Malone Cashes Out of IAC, Splits With Diller

NEW YORK — Cable
legend John Malone
sold his interest in
IAC/InterActiveCorp
last week, a move
that gave his Liberty
Media $220 million
in cash and two online
properties and
cleared IAC chairman
Barry Diller’s path
to greater control of
the online giant he
founded.

Liberty Media will receive
two e-commerce
businesses — Evite
and Gifts.com — from
IAC, the parent of online
giants Match.com and Ask.com.

Evite and Gifts.com will join Liberty’s other online businesses,
including Bodybuilding.com and Provide Commerce, in the Liberty
Interactive unit. Diller remains IAC’s largest individual shareholder.
Match.com CEO Greg Blatt will become CEO of IAC.

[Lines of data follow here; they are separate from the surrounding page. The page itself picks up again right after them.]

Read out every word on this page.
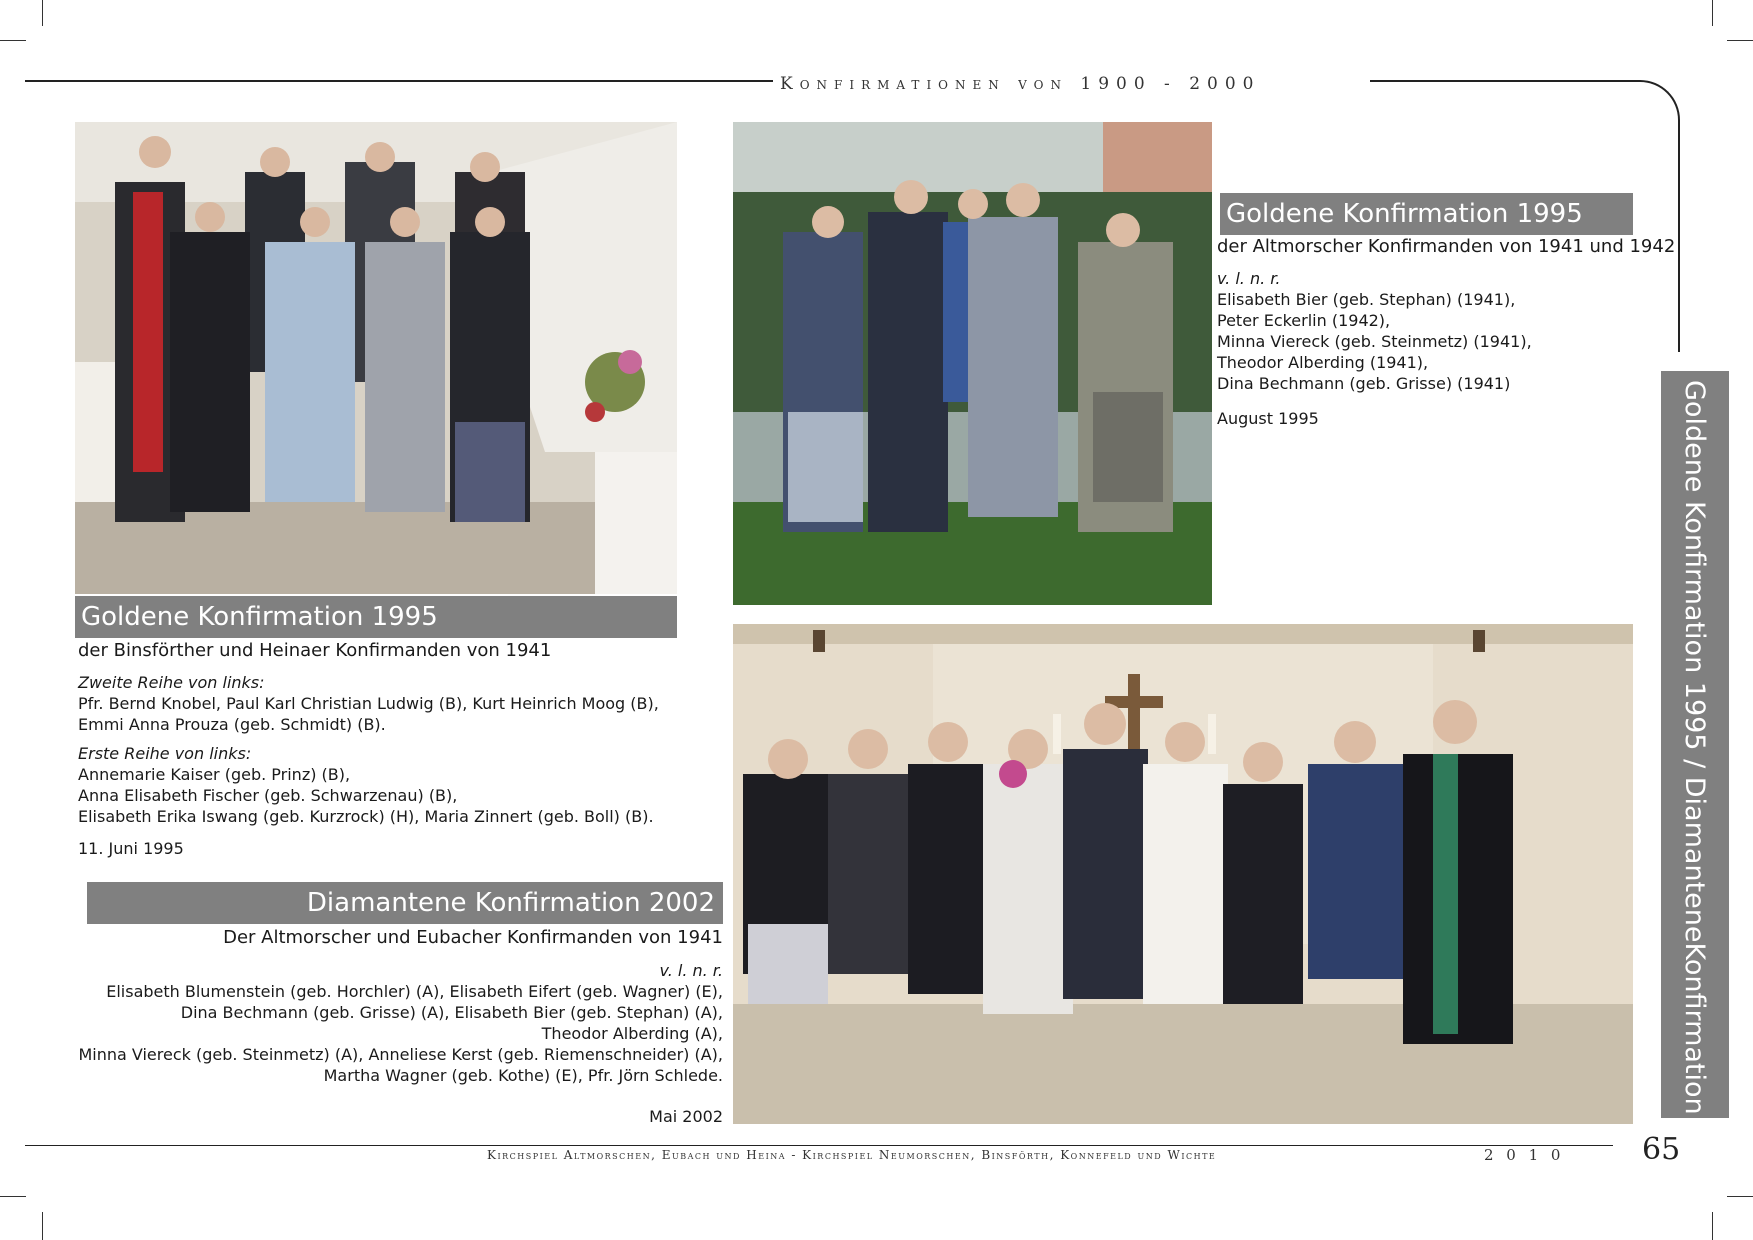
Konfirmationen von 1900 - 2000
Goldene Konfirmation 1995
der Binsförther und Heinaer Konfirmanden von 1941
Zweite Reihe von links:
Pfr. Bernd Knobel, Paul Karl Christian Ludwig (B), Kurt Heinrich Moog (B),
Emmi Anna Prouza (geb. Schmidt) (B).
Erste Reihe von links:
Annemarie Kaiser (geb. Prinz) (B),
Anna Elisabeth Fischer (geb. Schwarzenau) (B),
Elisabeth Erika Iswang (geb. Kurzrock) (H), Maria Zinnert (geb. Boll) (B).
11. Juni 1995
Goldene Konfirmation 1995
der Altmorscher Konfirmanden von 1941 und 1942
v. l. n. r.
Elisabeth Bier (geb. Stephan) (1941),
Peter Eckerlin (1942),
Minna Viereck (geb. Steinmetz) (1941),
Theodor Alberding (1941),
Dina Bechmann (geb. Grisse) (1941)
August 1995
Diamantene Konfirmation 2002
Der Altmorscher und Eubacher Konfirmanden von 1941
v. l. n. r.
Elisabeth Blumenstein (geb. Horchler) (A), Elisabeth Eifert (geb. Wagner) (E),
Dina Bechmann (geb. Grisse) (A), Elisabeth Bier (geb. Stephan) (A),
Theodor Alberding (A),
Minna Viereck (geb. Steinmetz) (A), Anneliese Kerst (geb. Riemenschneider) (A),
Martha Wagner (geb. Kothe) (E), Pfr. Jörn Schlede.
Mai 2002	Goldene Konfirmation 1995 / DiamanteneKonfirmation 2002
Kirchspiel Altmorschen, Eubach und Heina - Kirchspiel Neumorschen, Binsförth, Konnefeld und Wichte	2 0 1 0	65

Diller, who stepped down as CEO but remains chairman of IAC,
also receives the right to purchase additional shares during the
next nine months that could increase his voting control of the company
from 34% to more than 40%.

The transaction is another twist in what has at times been a contentious
17-year relationship between Malone and Diller, who traded
barbs in a highly public court battle in 2008 that led to the breakup
of IAC. Malone and Diller still own interests in former IAC businesses
HSN Inc., Lending Tree, Expedia and Interval International.